Posted by Tilt Recruitment on July 15th, 2021

Top 5 fintech trends for 2021

Posted by Tilt Recruitment on July 15, 2021

Technology is transforming financial services. COVID has dramatically accelerated the sector’s focus on digital technologies, and customer demand for digital financial services shows no signs of slowing post-pandemic.

According to a recent ISMG/OneSpan study, financial institutions see a top-notch customer experience as their main priority. This means that even the most traditional institutions are now looking to AI, blockchain, and other cutting-edge technologies to meet customer expectations, stay competitive, and grow their businesses.

Fintech in statistics

● The global financial sector is set to be worth over £19 trillion by 2022, with a CAGR of 6%.
● In the US, 60% of credit unions and 49% of banks believe fintech partnerships are worth it.
● Digital payment is a top fintech product that accounts for around 25% of the fintech market.

Five fintech trends to watch in 2021

1. Artificial Intelligence

The main impact of AI in finance is both mundane and fantastic: enormous cost savings. AI is likely to save the industry £322 billion by 2023.

AI is a game-changer for finance; it can crunch vast amounts of data, extract patterns that humans would miss, and even predict trends. It enables companies to automate processes, generate personalised financial reports, and much more. IBM’s Watson can understand complex regulations, like reporting of markets’ requirements in the Home Mortgage Disclosure Act and the Financial Instruments Directive.

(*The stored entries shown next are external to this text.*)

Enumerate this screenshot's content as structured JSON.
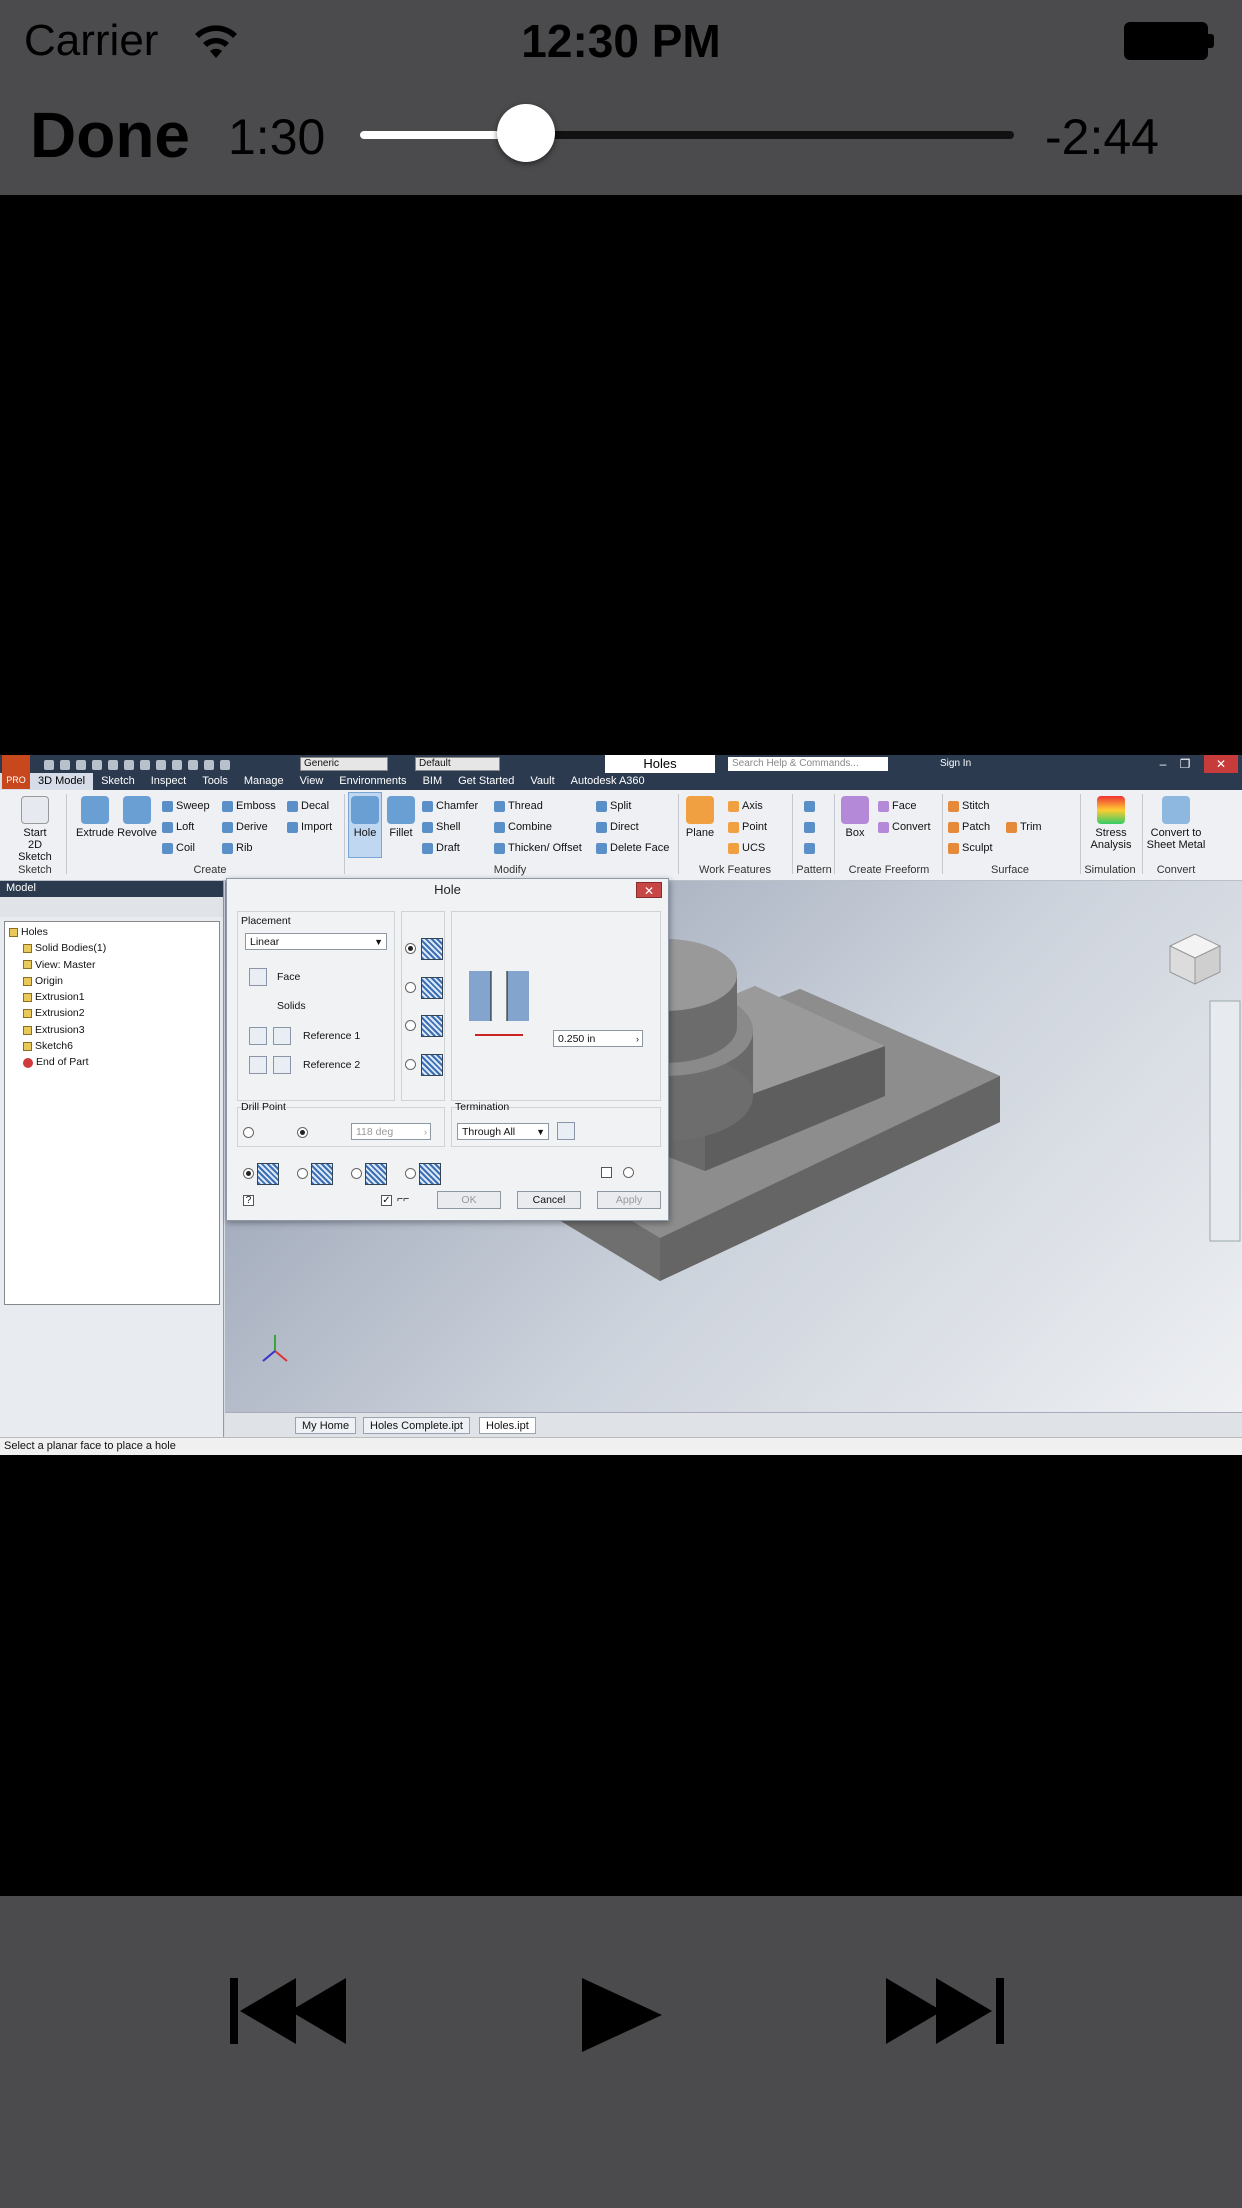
{
  "status_bar": {
    "carrier": "Carrier",
    "time": "12:30 PM"
  },
  "player": {
    "done_label": "Done",
    "elapsed": "1:30",
    "remaining": "-2:44",
    "progress_fraction": 0.254
  },
  "video": {
    "window_title": "Holes",
    "search_placeholder": "Search Help & Commands...",
    "sign_in": "Sign In",
    "app_badge": "PRO",
    "qat_combo_material": "Generic",
    "qat_combo_appearance": "Default",
    "menu_tabs": [
      "3D Model",
      "Sketch",
      "Inspect",
      "Tools",
      "Manage",
      "View",
      "Environments",
      "BIM",
      "Get Started",
      "Vault",
      "Autodesk A360"
    ],
    "active_menu_tab": "3D Model",
    "ribbon": {
      "sketch": {
        "start": "Start",
        "start2": "2D Sketch",
        "group": "Sketch"
      },
      "create": {
        "extrude": "Extrude",
        "revolve": "Revolve",
        "sweep": "Sweep",
        "emboss": "Emboss",
        "decal": "Decal",
        "loft": "Loft",
        "derive": "Derive",
        "import": "Import",
        "coil": "Coil",
        "rib": "Rib",
        "group": "Create"
      },
      "modify": {
        "hole": "Hole",
        "fillet": "Fillet",
        "chamfer": "Chamfer",
        "thread": "Thread",
        "split": "Split",
        "shell": "Shell",
        "combine": "Combine",
        "direct": "Direct",
        "draft": "Draft",
        "thicken": "Thicken/ Offset",
        "delete_face": "Delete Face",
        "group": "Modify"
      },
      "work_features": {
        "plane": "Plane",
        "axis": "Axis",
        "point": "Point",
        "ucs": "UCS",
        "group": "Work Features"
      },
      "pattern": {
        "group": "Pattern"
      },
      "freeform": {
        "box": "Box",
        "face": "Face",
        "convert": "Convert",
        "group": "Create Freeform"
      },
      "surface": {
        "stitch": "Stitch",
        "patch": "Patch",
        "trim": "Trim",
        "sculpt": "Sculpt",
        "group": "Surface"
      },
      "simulation": {
        "stress": "Stress",
        "analysis": "Analysis",
        "group": "Simulation"
      },
      "convert": {
        "line1": "Convert to",
        "line2": "Sheet Metal",
        "group": "Convert"
      }
    },
    "browser": {
      "title": "Model",
      "tree": [
        "Holes",
        "Solid Bodies(1)",
        "View: Master",
        "Origin",
        "Extrusion1",
        "Extrusion2",
        "Extrusion3",
        "Sketch6",
        "End of Part"
      ]
    },
    "dialog": {
      "title": "Hole",
      "placement_label": "Placement",
      "placement_value": "Linear",
      "face_label": "Face",
      "solids_label": "Solids",
      "reference1_label": "Reference 1",
      "reference2_label": "Reference 2",
      "dimension_value": "0.250 in",
      "drill_point_label": "Drill Point",
      "drill_angle": "118 deg",
      "termination_label": "Termination",
      "termination_value": "Through All",
      "ok_label": "OK",
      "cancel_label": "Cancel",
      "apply_label": "Apply"
    },
    "doc_tabs": [
      "My Home",
      "Holes Complete.ipt",
      "Holes.ipt"
    ],
    "active_doc_tab": "Holes.ipt",
    "status_message": "Select a planar face to place a hole"
  },
  "colors": {
    "bar_background": "#4b4b4d",
    "video_background": "#000000"
  }
}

Banks are using AI chatbots to save money by automating simple tasks like opening a new account or making a transfer between accounts. And as well as saving money, AI is also proving useful to boost security and prevent fraud in financial institutions.

2. Blockchain

Blockchain is the technology behind cryptocurrencies, but its applications don’t stop there. It can also be used to improve systems and processes and to create online financing platforms for decentralised, peer-to-peer monetary interactions.

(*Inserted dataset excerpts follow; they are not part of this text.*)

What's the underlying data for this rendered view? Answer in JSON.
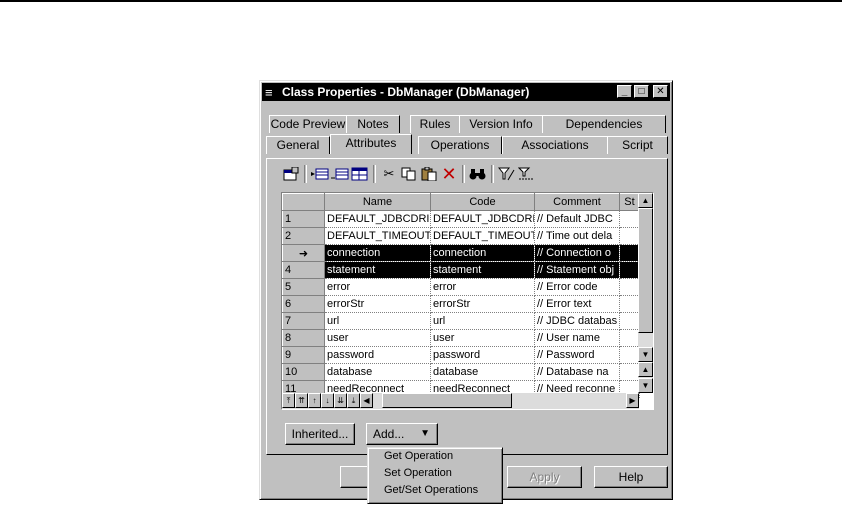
{
  "window": {
    "title": "Class Properties - DbManager (DbManager)",
    "controls": {
      "minimize": "_",
      "maximize": "□",
      "close": "✕"
    }
  },
  "tabs": {
    "row_back": [
      "Code Preview",
      "Notes",
      "Rules",
      "Version Info",
      "Dependencies"
    ],
    "row_front": [
      "General",
      "Attributes",
      "Operations",
      "Associations",
      "Script"
    ],
    "active": "Attributes"
  },
  "toolbar": {
    "icons": [
      "properties-icon",
      "insert-row-icon",
      "add-row-icon",
      "add-attributes-icon",
      "cut-icon",
      "copy-icon",
      "paste-icon",
      "delete-icon",
      "find-icon",
      "filter-icon",
      "customize-columns-icon"
    ]
  },
  "grid": {
    "columns": [
      "Name",
      "Code",
      "Comment",
      "St"
    ],
    "rows": [
      {
        "num": "1",
        "name": "DEFAULT_JDBCDRI",
        "code": "DEFAULT_JDBCDRI",
        "comment": "// Default JDBC"
      },
      {
        "num": "2",
        "name": "DEFAULT_TIMEOUT",
        "code": "DEFAULT_TIMEOUT",
        "comment": "// Time out dela"
      },
      {
        "num": "➜",
        "name": "connection",
        "code": "connection",
        "comment": "// Connection o"
      },
      {
        "num": "4",
        "name": "statement",
        "code": "statement",
        "comment": "// Statement obj"
      },
      {
        "num": "5",
        "name": "error",
        "code": "error",
        "comment": "// Error code"
      },
      {
        "num": "6",
        "name": "errorStr",
        "code": "errorStr",
        "comment": "// Error text"
      },
      {
        "num": "7",
        "name": "url",
        "code": "url",
        "comment": "// JDBC databas"
      },
      {
        "num": "8",
        "name": "user",
        "code": "user",
        "comment": "// User name"
      },
      {
        "num": "9",
        "name": "password",
        "code": "password",
        "comment": "// Password"
      },
      {
        "num": "10",
        "name": "database",
        "code": "database",
        "comment": "// Database na"
      },
      {
        "num": "11",
        "name": "needReconnect",
        "code": "needReconnect",
        "comment": "// Need reconne"
      }
    ]
  },
  "buttons": {
    "inherited": "Inherited...",
    "add": "Add...",
    "apply": "Apply",
    "help": "Help"
  },
  "add_menu": {
    "items": [
      "Get Operation",
      "Set Operation",
      "Get/Set Operations"
    ]
  }
}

Some of blockchain’s typical applications are:

● Faster, cheaper, more accurate cross-border transactions
● Smart contracts to boost transparency and efficiency in banking
● Clearing and settlement procedures
● Credit-reporting
● Faster verification and better fraud protection

3. RegTech

For financial companies, complying with government regulations in the places where they’re operating is critical. RegTech is a cloud-based software subscription that allows them to audit and update regulatory measures as efficiently as possible.

RegTech can analyse data to make decisions about the best way to keep a given operation compliant and implement new rules automatically. It uses a single dashboard, meaning it’s easy to use across a company and keeps everybody updated with alerts and data insights.

4. Machine Learning

Machine learning helps companies automate the hard parts of marketing. Algorithms are designed to sift through huge amounts of data like website page views, clicks, and mentions on social media to understand and explain overall trends in consumer behaviour and feeling.

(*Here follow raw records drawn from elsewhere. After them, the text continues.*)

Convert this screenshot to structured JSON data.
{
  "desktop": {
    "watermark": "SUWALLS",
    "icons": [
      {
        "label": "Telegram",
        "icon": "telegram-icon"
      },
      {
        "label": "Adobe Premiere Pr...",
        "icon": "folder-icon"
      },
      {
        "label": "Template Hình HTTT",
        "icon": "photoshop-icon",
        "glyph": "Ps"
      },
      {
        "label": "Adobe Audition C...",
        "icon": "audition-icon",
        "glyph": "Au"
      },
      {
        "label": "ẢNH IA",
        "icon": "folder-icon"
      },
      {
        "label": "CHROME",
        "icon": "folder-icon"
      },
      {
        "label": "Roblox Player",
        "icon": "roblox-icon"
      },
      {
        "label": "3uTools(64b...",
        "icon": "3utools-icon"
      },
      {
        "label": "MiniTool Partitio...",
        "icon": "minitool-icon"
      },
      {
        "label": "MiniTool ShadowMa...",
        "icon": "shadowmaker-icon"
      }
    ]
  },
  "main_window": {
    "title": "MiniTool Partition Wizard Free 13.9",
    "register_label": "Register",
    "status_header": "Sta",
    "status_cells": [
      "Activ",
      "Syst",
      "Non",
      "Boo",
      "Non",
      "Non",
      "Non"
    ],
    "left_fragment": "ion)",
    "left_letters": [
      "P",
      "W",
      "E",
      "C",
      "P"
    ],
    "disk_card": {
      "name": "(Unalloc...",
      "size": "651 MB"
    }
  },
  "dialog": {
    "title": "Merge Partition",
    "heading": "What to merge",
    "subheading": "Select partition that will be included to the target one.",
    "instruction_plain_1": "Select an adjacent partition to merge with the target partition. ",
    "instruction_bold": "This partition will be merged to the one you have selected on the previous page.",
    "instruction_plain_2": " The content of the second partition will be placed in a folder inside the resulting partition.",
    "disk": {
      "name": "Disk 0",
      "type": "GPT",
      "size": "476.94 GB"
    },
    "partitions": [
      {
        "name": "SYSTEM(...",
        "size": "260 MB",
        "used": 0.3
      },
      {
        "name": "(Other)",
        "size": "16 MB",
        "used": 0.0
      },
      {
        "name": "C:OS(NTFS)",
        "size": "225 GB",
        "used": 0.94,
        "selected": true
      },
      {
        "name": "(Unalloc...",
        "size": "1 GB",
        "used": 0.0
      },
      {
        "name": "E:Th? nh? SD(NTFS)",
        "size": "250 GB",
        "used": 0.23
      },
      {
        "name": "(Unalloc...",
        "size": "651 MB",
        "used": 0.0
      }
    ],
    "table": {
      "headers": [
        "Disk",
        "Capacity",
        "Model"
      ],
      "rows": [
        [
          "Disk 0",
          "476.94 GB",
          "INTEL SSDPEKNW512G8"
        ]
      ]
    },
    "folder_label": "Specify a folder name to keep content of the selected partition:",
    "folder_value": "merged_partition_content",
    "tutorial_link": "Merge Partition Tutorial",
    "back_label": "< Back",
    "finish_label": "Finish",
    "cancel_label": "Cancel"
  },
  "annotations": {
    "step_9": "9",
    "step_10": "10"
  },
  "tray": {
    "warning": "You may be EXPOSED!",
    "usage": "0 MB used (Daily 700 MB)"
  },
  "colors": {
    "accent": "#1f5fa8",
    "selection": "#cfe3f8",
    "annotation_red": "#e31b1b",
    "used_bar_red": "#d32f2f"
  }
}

The use of machine learning in sentiment analysis – to predict trends in market sentiment – looks set to transform the financial markets of the future.

5. Big Data

Big Data is what machine learning is used to describe and narrow down. Every credit card transaction, ATM withdrawal, credit score request, etc, generates a data point; companies need to corral that data to use it.

Banking is currently one of the world’s top investors in big data, according to the IDC Semiannual Big Data and Analytics Spending Guide. Extracting actionable insights from big data is key to financial institutions’ competitiveness and future success.

The future of fintech

With 88% of traditional financial institutions worried they’ll lose out to standalone fintech companies if they fail to adopt new technologies themselves, it’s no wonder that 82% say they plan to collaborate with fintech companies in the next five years.

To remain competitive, financial companies of all sizes need to consider investing in fintech and working towards creating a seamless digital customer experience.